I would like to ask if anyone has any best practice guidelines for using KNIME Server, particularly regarding folder structure, workflow management (naming conventions, documentation, deployment), and data management.
We are a small team that will start using KNIME Server more intensively. Before migrating all our local workflows to the server, I am curious if anyone has any materials or resources that explain how to structure folders and workflows logically on the server. If you don’t have materials but can share examples that work well in your organizations, that would be also great.
So far, I am considering the following folder structure:
KNIME Server
Development
1.1 User1
1.2 User2
…
Staging
2.1 Workflows
Production
3.1 Workflows
3.2 DataApps
3.3 WebServices
SharedResources
4.1 Data
4.2 Components
4.3 Templates
Documentation
I am very interested to hear about the structures you use or any guidelines you follow.
I can add these points but it might depend on the nature of your projects. Will they run longer or will you have use cases that are constantly shifting.
Two organisational patterns I like:
years - I like to have stuff in such folders. They will age out to a certain degree and you can remember when this was
project folders that have some sort of ID number while the first character is a letter. Maybe you have a Jira dashboard or project number and you then add a description. That way you can search for the number. Often you would also remember it and just refer to it by that.
Maybe two very short layers and then longer workflow groups.

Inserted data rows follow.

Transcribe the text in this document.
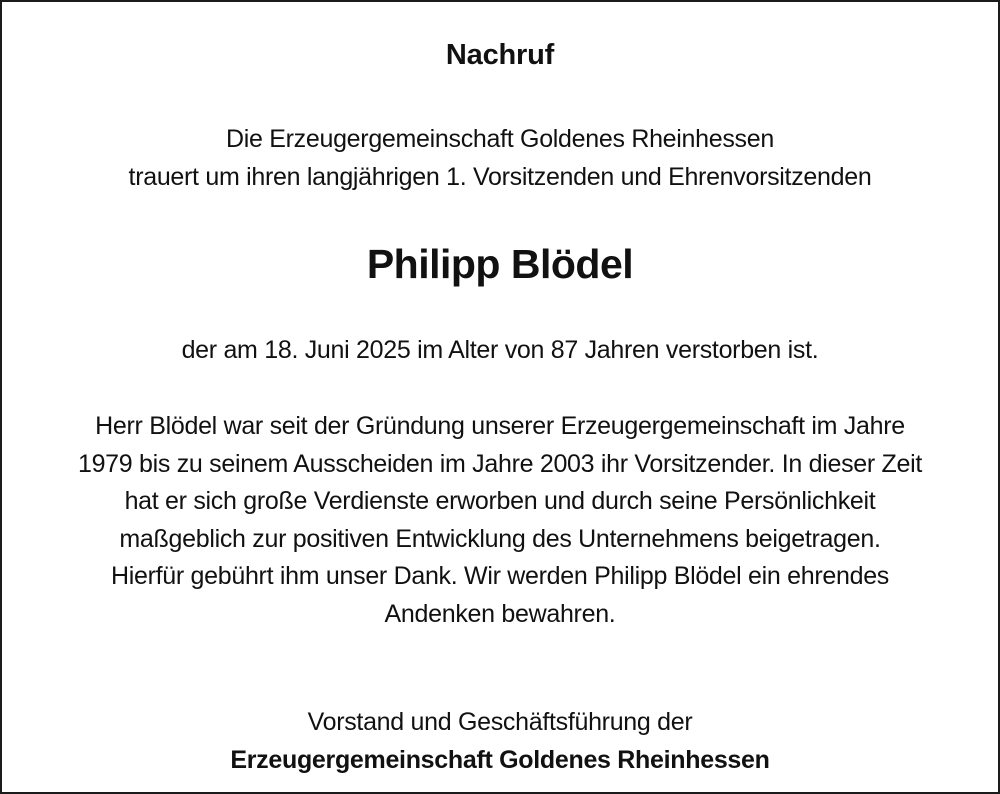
Nachruf
Die Erzeugergemeinschaft Goldenes Rheinhessen
trauert um ihren langjährigen 1. Vorsitzenden und Ehrenvorsitzenden
Philipp Blödel
der am 18. Juni 2025 im Alter von 87 Jahren verstorben ist.
Herr Blödel war seit der Gründung unserer Erzeugergemeinschaft im Jahre
1979 bis zu seinem Ausscheiden im Jahre 2003 ihr Vorsitzender. In dieser Zeit
hat er sich große Verdienste erworben und durch seine Persönlichkeit
maßgeblich zur positiven Entwicklung des Unternehmens beigetragen.
Hierfür gebührt ihm unser Dank. Wir werden Philipp Blödel ein ehrendes
Andenken bewahren.
Vorstand und Geschäftsführung der
Erzeugergemeinschaft Goldenes Rheinhessen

So you will drill down fast but the longer names will not fill up your screen.
SALES /
2022 /
a_REP_45677_prepare_reporting/ (folder)
data (folder)
script (folder)
result (folder)
m_TEAM_B_2022_675654_sales_machine_learnig (workflow)
m_TEAM_B_2022_675654_sales_machine_learnig_preparation
Since I have been around for some time I like to stick to no special characters and only underscores to separate folders
Inside folders I like the workflows to have again a character and then a numeric order in steps of 5 or 10.
a_REP_64646_machine_learning_project (top folder)
data (folder)
script (folder)
result (folder)
graphics (folder)
b_001_load_data (workflow)
b_005_preprocessing
b_010_machine_learning
b_050_evaluation
This way you have some order, but you also are able to insert additional workflows if needed without having to redo the whole thing. Also maybe use relative paths in the workflows towards your data folders (…/data/) so you can move the whole top structure without breaking anything.
Also you can export the whole top folder (maybe reset it) and leave out the /data/ folder and you have just your logic and structure without large datasets.
Also I like to develop workflows on a local KNIME version and then upload this to the server with a description about the changes.